Chimpanzee Tracking and Habituation

Kibale’s most popular activity is the Kanyanchu Primate Walk. Thirteen species can be sought, and a good variety of diurnal monkeys invariably encountered, but the stars of this twice-daily show are chimpanzees.

The Kyambura Gorge experience is more than discovering chimpanzees in their natural environment: it teaches visitors about the ecosystems of Kyambura Gorge’s atmospheric “underground” rainforest, including vegetation types; bird identification and behavior; and chimp and monkey ecology.

Our closest cousin, the chimpanzee, shares at least 94% of its DNA with humans. Sociable, communicative and intelligent, one of the chimp’s most astonishing traits is its ability to use tools such as rocks for smashing nuts, empty pods for scooping water and sticks for drawing termites from their nests. As these skills are passed from generation to generation, it has been observed that different troops are specialists in different tasks, depending on their habitat and diet.
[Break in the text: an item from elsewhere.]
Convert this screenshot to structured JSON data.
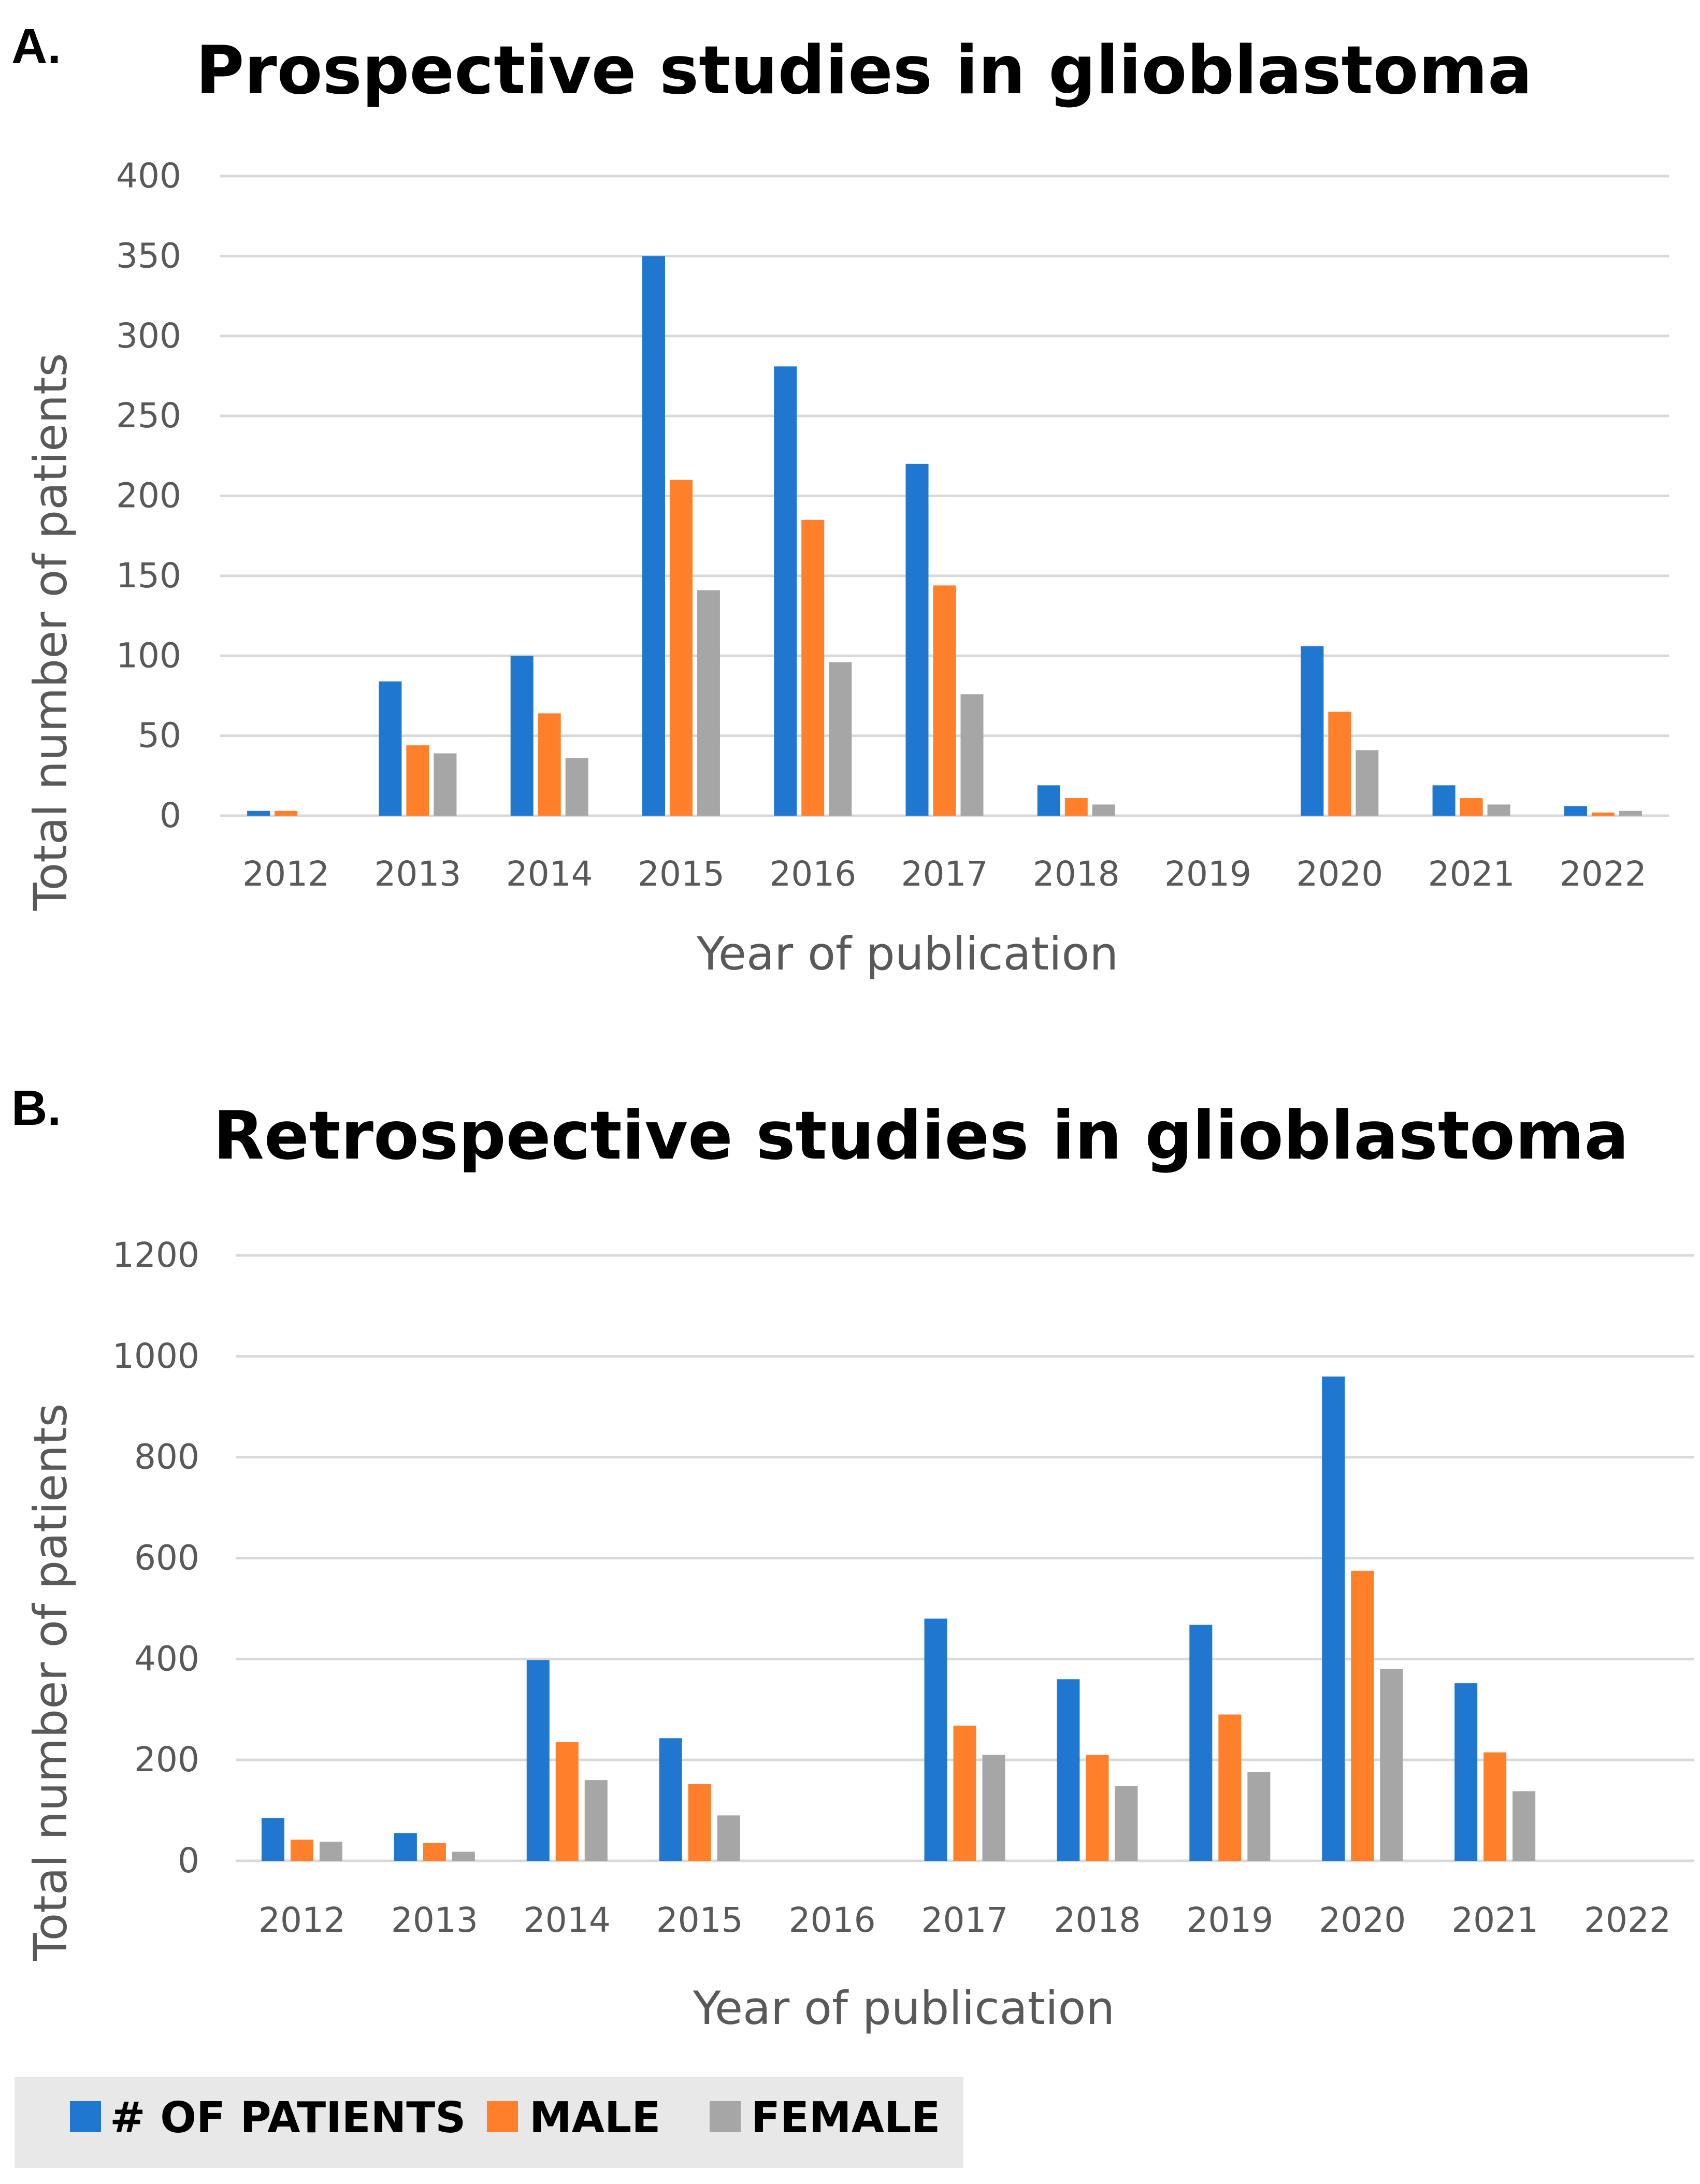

Chimpanzees live in communities containing 10 to 100 members. They hold hands, kiss, groom each other and babysit for each other’s offspring - young chimps do not become independent until around the age of four. But they can also be aggressive and unfriendly, particularly towards unrelated individuals.

Though they spend a lot of time on the ground, chimpanzees usually eat and sleep in trees. Their varied diet includes leaves, fruit, flowers and seeds.